Ofício assinado por Wagner Rosário em julho de 2023 pediu o pagamento imediato de pagamentos do programa Melhor Caminho
O que diz o Governo de SP
Em nota, a Controladoria-Geral do Estado informou que os trabalhos de auditoria sobre o Melhor Caminho ainda estão em andamento e que “mais informações serão disponibilizadas ao término das atividades, uma vez que o órgão não comenta auditorias em curso”.
Já a Secretaria de Agricultura e Abastecimento enfatizou que “todas as denúncias citadas se referem à gestão anterior”.

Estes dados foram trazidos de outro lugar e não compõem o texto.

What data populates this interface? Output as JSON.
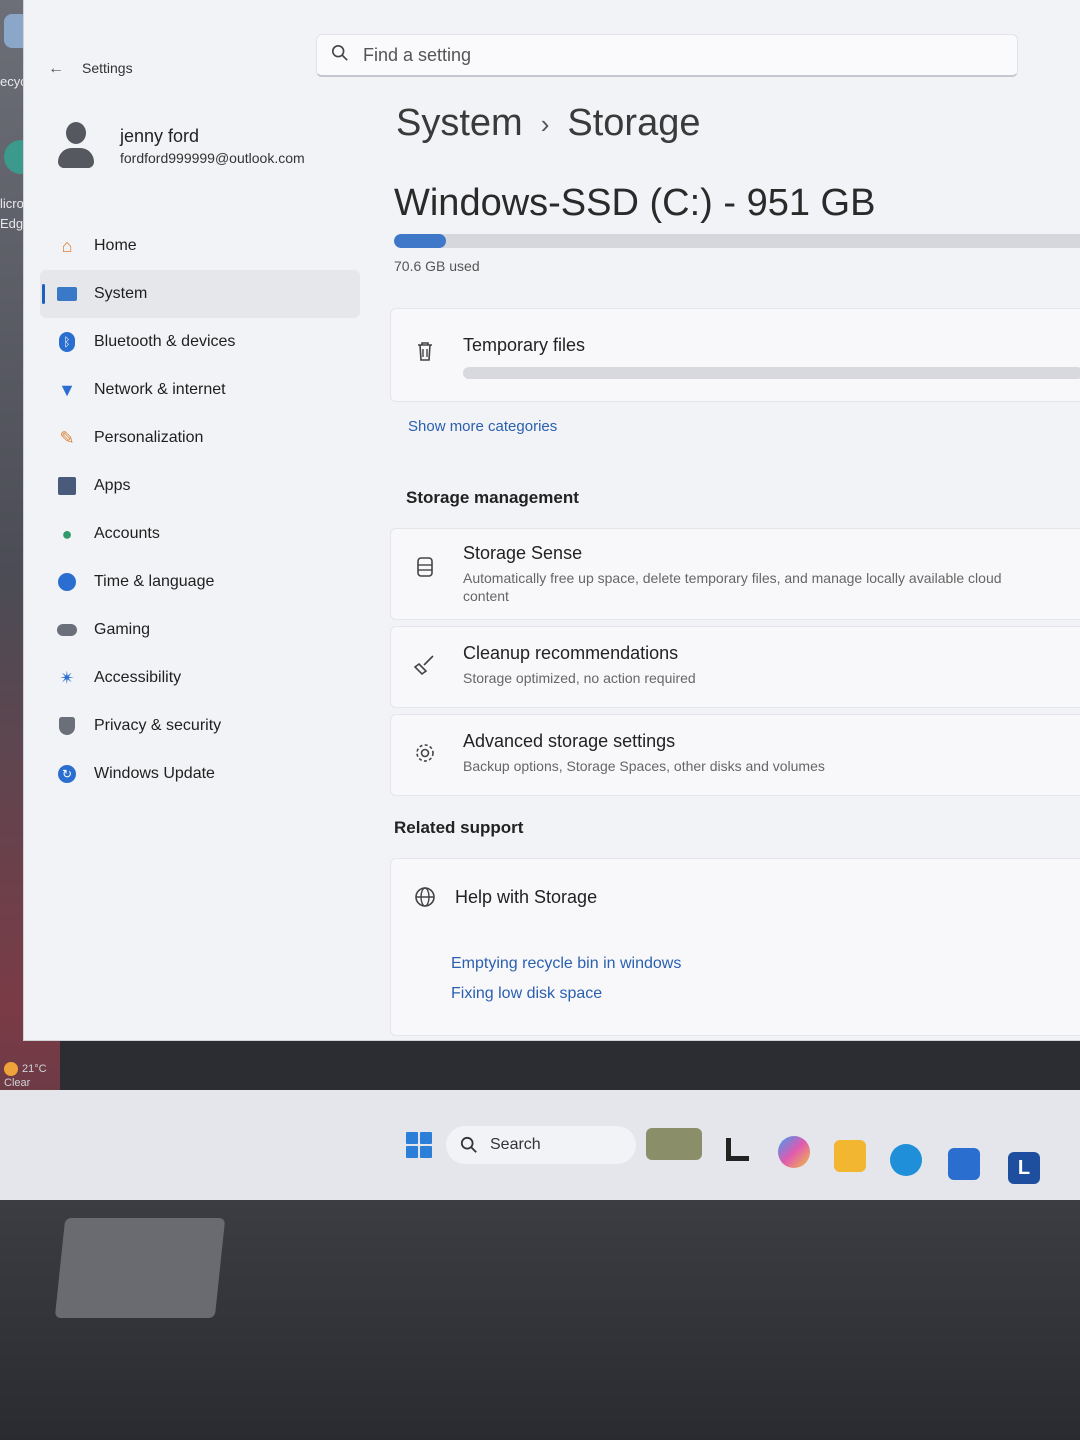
{
  "desktop": {
    "icon_labels": [
      "ecycle",
      "licros",
      "Edg"
    ],
    "weather": {
      "temp": "21°C",
      "condition": "Clear"
    }
  },
  "window": {
    "app_title": "Settings",
    "search_placeholder": "Find a setting"
  },
  "profile": {
    "name": "jenny ford",
    "email": "fordford999999@outlook.com"
  },
  "sidebar": {
    "items": [
      {
        "label": "Home",
        "icon": "home-icon"
      },
      {
        "label": "System",
        "icon": "system-icon",
        "selected": true
      },
      {
        "label": "Bluetooth & devices",
        "icon": "bluetooth-icon"
      },
      {
        "label": "Network & internet",
        "icon": "wifi-icon"
      },
      {
        "label": "Personalization",
        "icon": "brush-icon"
      },
      {
        "label": "Apps",
        "icon": "apps-icon"
      },
      {
        "label": "Accounts",
        "icon": "accounts-icon"
      },
      {
        "label": "Time & language",
        "icon": "globe-clock-icon"
      },
      {
        "label": "Gaming",
        "icon": "gamepad-icon"
      },
      {
        "label": "Accessibility",
        "icon": "accessibility-icon"
      },
      {
        "label": "Privacy & security",
        "icon": "shield-icon"
      },
      {
        "label": "Windows Update",
        "icon": "update-icon"
      }
    ]
  },
  "main": {
    "breadcrumb_parent": "System",
    "breadcrumb_sep": "›",
    "breadcrumb_current": "Storage",
    "drive_title": "Windows-SSD (C:) - 951 GB",
    "used_text": "70.6 GB used",
    "used_fraction": 0.074,
    "temp_files_label": "Temporary files",
    "show_more": "Show more categories",
    "storage_management_heading": "Storage management",
    "storage_sense": {
      "title": "Storage Sense",
      "subtitle_line1": "Automatically free up space, delete temporary files, and manage locally available cloud",
      "subtitle_line2": "content"
    },
    "cleanup": {
      "title": "Cleanup recommendations",
      "subtitle": "Storage optimized, no action required"
    },
    "advanced": {
      "title": "Advanced storage settings",
      "subtitle": "Backup options, Storage Spaces, other disks and volumes"
    },
    "related_support_heading": "Related support",
    "help_title": "Help with Storage",
    "help_links": [
      "Emptying recycle bin in windows",
      "Fixing low disk space"
    ]
  },
  "taskbar": {
    "search_label": "Search",
    "apps": [
      "widgets-icon",
      "task-view-icon",
      "copilot-icon",
      "file-explorer-icon",
      "edge-icon",
      "store-icon",
      "app-l-icon"
    ],
    "app_l_letter": "L",
    "colors": {
      "start": "#2b7fd9",
      "edge": "#1f8fd9",
      "explorer": "#f2b630",
      "store": "#2a6fd0",
      "app_l": "#1d4f9e"
    }
  }
}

“Atualmente, o programa de recuperação de estradas rurais Melhor Caminho é executado com excelência e sem apontamentos do Tribunal de Contas”, disse a pasta.

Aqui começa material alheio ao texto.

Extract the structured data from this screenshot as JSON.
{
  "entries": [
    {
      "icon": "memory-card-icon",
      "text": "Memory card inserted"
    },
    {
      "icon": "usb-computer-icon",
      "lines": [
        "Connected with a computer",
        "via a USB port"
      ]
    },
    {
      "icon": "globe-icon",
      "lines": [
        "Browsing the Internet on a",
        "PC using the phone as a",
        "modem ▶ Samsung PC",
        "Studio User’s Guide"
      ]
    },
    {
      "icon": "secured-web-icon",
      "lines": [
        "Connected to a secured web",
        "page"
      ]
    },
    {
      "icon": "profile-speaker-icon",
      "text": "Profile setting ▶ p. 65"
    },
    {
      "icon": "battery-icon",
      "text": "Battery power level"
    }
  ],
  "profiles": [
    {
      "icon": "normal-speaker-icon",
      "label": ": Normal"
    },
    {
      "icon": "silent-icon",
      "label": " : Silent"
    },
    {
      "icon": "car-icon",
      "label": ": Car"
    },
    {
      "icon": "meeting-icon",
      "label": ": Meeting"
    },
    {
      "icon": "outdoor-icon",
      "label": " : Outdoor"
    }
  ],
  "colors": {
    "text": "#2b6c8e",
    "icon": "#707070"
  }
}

A secretaria ainda afirmou que o relatório citado se trata de um despacho preliminar. Diz ainda que já apresentou todas as justificativas técnicas e jurídicas necessárias e que “a Procuradoria da Fazenda do Estado, em dezembro de 2024, no âmbito do próprio TCE, já se manifestou favoravelmente”.
“Todas as apurações internas sobre o fato foram conduzidas por servidores e encaminhadas integralmente ao Ministério Público e à Procuradoria-Geral do Estado. Não houve qualquer relação entre as demissões recentes de servidores comissionados e as investigações sobre irregularidades em gestões anteriores”, diz também a nota.
Ainda de acordo com a secretaria, o relatório da Controladoria-Geral do Estado aprovou o cálculo de reequilíbrio das obras e “eventuais sanções a empresas serão aplicadas”.
“Por fim, a Secretaria de Agricultura e Abastecimento reafirma seu compromisso com a transparência e a legalidade, e informa que está à disposição do Ministério Público e dos demais órgãos de controle para fornecer todas as informações necessárias sobre os processos em andamento”.
A LBR Engenhariafoi procurada pelo Metrópoles, mas não se manifestou até o fechamento desta reportagem. O espaço segue aberto para manifestações.